Some stuff which is probably further out:

  • Some kind of handshake thing where a third-party site bounces a user through Legalpad to get a proof of signature.

Event Timeline

epriestley updated the task description. (Show Details)
epriestley raised the priority of this task from to Low.
epriestley added a project: Restricted Project.
epriestley added subscribers: epriestley, chad, btrahan, qgil.
epriestley edited this Maniphest Task.Jun 29 2014, 2:24 PM
epriestley edited this Maniphest Task.Jul 2 2014, 3:21 AM
  • Unsignable Documents: It would be nice to mark our privacy policy as not signable.
J5lx added a subscriber: J5lx.Jun 3 2015, 9:42 PM
revi added a subscriber: revi.Jun 21 2015, 7:53 AM
eadler added a project: Restricted Project.Jan 9 2016, 1:05 AM
eadler moved this task from Restricted Project Column to Restricted Project Column on the Restricted Project board.
enckse added a subscriber: enckse.Dec 6 2016, 10:53 PM

Just as input: Versioning/Updates would be really useful if we update our ToS for our end-users and we need them to be required to review and re-sign on change

We would be prepared to step in for prioritization on this.

One more use-case you might want to consider:

  • we sometimes have documents where we require users to read them, but we also don't want them to be blocked immediately from Phabricator when not signing them. So we'd like to allow them to postpone the signature for X times/days or until a definitive deadline until this document has to be signed.

So we'd like to allow them to postpone the signature

This is a workaround, but one possible thing you can do is set application policies to "Signers of Legalpad Document: ...".

For example, make Diffusion's "Can Use Application" policy "Signers of Legalpad Document: Employment Agreement". Then users could log in without signing, but would need to sign before they could access source code in Diffusion. This probably isn't a perfect fit if the document is "Health Insurance Policy Agreement for New Hires", of course, since that really isn't relevant to anything and just needs to be signed by a particular date.

I think it otherwise would be reasonable to build a "due date" into signature requests and maybe let the "Require Signature" option send a signature request with a particular deadline instead of immediately require a signature, although it would be nice to have duration controls elsewhere in the product first since building a "Require Signature Within: [9] days" workflow that deals with timezones correctly is probably kind of a pain.

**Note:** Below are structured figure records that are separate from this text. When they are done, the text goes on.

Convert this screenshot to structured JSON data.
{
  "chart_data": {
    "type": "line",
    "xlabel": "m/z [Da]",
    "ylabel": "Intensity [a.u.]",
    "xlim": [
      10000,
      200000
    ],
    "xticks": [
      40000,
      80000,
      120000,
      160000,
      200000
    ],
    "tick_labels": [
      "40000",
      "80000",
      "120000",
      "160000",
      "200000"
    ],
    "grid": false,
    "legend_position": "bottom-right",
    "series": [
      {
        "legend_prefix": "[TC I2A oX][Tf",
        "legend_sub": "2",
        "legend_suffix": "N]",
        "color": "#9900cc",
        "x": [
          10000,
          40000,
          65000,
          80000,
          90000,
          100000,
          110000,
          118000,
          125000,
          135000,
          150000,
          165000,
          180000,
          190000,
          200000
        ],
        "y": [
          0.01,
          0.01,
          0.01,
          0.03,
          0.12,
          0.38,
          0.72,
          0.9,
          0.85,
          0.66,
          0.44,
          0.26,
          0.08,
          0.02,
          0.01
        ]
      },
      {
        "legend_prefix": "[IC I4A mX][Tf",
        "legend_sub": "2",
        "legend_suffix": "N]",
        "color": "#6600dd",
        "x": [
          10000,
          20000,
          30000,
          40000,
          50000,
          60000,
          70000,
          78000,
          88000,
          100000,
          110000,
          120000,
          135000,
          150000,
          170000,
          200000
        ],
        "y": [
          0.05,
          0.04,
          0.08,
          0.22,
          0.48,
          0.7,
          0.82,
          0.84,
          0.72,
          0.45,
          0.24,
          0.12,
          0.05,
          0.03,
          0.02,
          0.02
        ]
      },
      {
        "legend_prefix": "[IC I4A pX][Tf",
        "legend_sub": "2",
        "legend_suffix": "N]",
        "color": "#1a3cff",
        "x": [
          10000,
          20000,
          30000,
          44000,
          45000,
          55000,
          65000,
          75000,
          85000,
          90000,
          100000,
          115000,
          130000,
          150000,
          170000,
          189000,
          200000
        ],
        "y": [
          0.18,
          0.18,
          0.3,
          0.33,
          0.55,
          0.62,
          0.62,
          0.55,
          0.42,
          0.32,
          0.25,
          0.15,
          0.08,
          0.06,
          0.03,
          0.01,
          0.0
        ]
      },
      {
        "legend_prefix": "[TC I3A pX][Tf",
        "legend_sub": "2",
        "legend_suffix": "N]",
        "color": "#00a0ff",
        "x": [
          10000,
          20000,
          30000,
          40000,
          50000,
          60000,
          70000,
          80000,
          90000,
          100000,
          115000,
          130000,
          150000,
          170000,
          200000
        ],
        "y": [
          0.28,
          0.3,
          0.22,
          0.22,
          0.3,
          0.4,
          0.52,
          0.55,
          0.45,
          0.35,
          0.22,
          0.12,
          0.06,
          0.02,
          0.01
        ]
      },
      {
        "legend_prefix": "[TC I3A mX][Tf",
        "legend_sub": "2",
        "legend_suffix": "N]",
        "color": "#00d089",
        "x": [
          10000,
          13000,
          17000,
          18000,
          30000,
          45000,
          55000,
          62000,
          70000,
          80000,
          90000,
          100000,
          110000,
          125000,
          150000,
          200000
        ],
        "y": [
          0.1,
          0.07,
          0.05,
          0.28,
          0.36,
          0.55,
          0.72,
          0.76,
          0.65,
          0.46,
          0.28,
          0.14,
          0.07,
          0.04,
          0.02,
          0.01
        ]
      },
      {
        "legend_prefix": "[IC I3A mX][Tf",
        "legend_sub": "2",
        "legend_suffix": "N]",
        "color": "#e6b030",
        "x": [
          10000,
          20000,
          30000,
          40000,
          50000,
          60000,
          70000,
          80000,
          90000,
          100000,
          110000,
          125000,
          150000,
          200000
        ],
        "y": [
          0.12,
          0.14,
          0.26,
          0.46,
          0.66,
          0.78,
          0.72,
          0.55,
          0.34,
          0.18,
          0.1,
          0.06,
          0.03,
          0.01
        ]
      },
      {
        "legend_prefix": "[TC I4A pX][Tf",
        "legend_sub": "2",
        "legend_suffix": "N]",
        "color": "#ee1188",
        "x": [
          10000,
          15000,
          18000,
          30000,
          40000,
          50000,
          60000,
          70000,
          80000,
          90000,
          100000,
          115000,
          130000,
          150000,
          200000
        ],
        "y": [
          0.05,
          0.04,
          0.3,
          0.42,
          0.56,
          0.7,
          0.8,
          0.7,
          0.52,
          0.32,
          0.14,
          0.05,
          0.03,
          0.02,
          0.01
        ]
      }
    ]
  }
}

Per T12933, we never correctly implemented versioning, which is fix, but not backfilled. If we present a "history" view like Phriction, we'll need to do this.

I think it should be possible to backfill this from the transaction record, but definitely a bit involved. Holding it until we do history (and major/minor versions) makes sense.

We might also want to make the preamble part of the separate "body" object so it gets versioned with the title and main text at the same time.

It would be nice if exemptions could be granted for all members of a given Phabricator group, rather than only on a user basis.
Use case: having a group of employees of a given organization, who don't need to sign a DCO-like document, because their employment contracts take care of it; while at the same time requiring DCO signing by external contributors.